Risk-Adjusted Performance

0 of 100

 
Weak
 
Strong
Very Weak
Over the last 90 days BG Foods has generated negative risk-adjusted returns adding no value to investors with long positions. In spite of latest uncertain performance, the Stock's basic indicators remain sound and the latest tumult on Wall Street may also be a sign of longer-term gains for the firm shareholders.

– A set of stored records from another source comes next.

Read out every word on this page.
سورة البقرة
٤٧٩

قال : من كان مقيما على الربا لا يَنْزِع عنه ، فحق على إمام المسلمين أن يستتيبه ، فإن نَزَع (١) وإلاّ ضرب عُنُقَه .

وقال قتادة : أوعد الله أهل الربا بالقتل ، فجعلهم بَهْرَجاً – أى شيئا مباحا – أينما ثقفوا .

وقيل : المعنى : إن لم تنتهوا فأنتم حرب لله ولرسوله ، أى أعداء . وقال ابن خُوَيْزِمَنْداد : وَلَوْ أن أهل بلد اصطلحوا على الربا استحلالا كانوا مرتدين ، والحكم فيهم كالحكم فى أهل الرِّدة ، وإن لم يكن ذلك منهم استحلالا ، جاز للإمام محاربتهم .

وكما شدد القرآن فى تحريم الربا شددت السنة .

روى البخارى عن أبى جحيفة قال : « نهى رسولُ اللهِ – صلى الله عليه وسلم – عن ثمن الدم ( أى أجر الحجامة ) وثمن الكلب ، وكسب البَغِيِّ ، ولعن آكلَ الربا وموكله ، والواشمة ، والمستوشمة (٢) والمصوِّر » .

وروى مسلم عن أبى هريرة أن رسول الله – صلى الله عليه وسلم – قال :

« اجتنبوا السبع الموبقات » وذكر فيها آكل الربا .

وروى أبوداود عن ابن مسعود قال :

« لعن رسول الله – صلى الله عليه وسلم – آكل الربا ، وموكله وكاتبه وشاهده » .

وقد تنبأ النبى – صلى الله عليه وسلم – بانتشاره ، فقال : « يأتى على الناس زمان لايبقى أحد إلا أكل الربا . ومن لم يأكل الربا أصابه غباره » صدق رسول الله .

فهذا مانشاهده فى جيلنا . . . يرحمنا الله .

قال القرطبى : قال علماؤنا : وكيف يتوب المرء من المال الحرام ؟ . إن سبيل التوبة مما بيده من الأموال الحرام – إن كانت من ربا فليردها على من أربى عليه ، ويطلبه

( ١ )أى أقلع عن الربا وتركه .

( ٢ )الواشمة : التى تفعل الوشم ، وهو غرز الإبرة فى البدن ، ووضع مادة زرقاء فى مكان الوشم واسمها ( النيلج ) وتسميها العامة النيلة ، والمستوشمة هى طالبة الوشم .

Amazon and BG Foods Volatility Contrast

   Predicted Return Density   
       Returns  

Pair Trading with Amazon and BG Foods

The main advantage of trading using opposite Amazon and BG Foods positions is that it hedges away some unsystematic risk. Because of two separate transactions, even if Amazon position performs unexpectedly, BG Foods can make up some of the losses. Pair trading also minimizes risk from directional movements in the market. For example, if an entire industry or sector drops because of unexpected headlines, the short position in BG Foods will offset losses from the drop in BG Foods' long position.
The idea behind Amazon Inc and BG Foods pairs trading is to make the combined position market-neutral, meaning the overall market's direction will not affect its win or loss (or potential downside or upside). This can be achieved by designing a pairs trade with two highly correlated stocks or equities that operate in a similar space or sector, making it possible to obtain profits through simple and relatively low-risk investment.
Check out your portfolio center.
Note that this page's information should be used as a complementary analysis to find the right mix of equity instruments to add to your existing portfolios or create a brand new portfolio. You can also try the Volatility Analysis module to get historical volatility and risk analysis based on latest market data.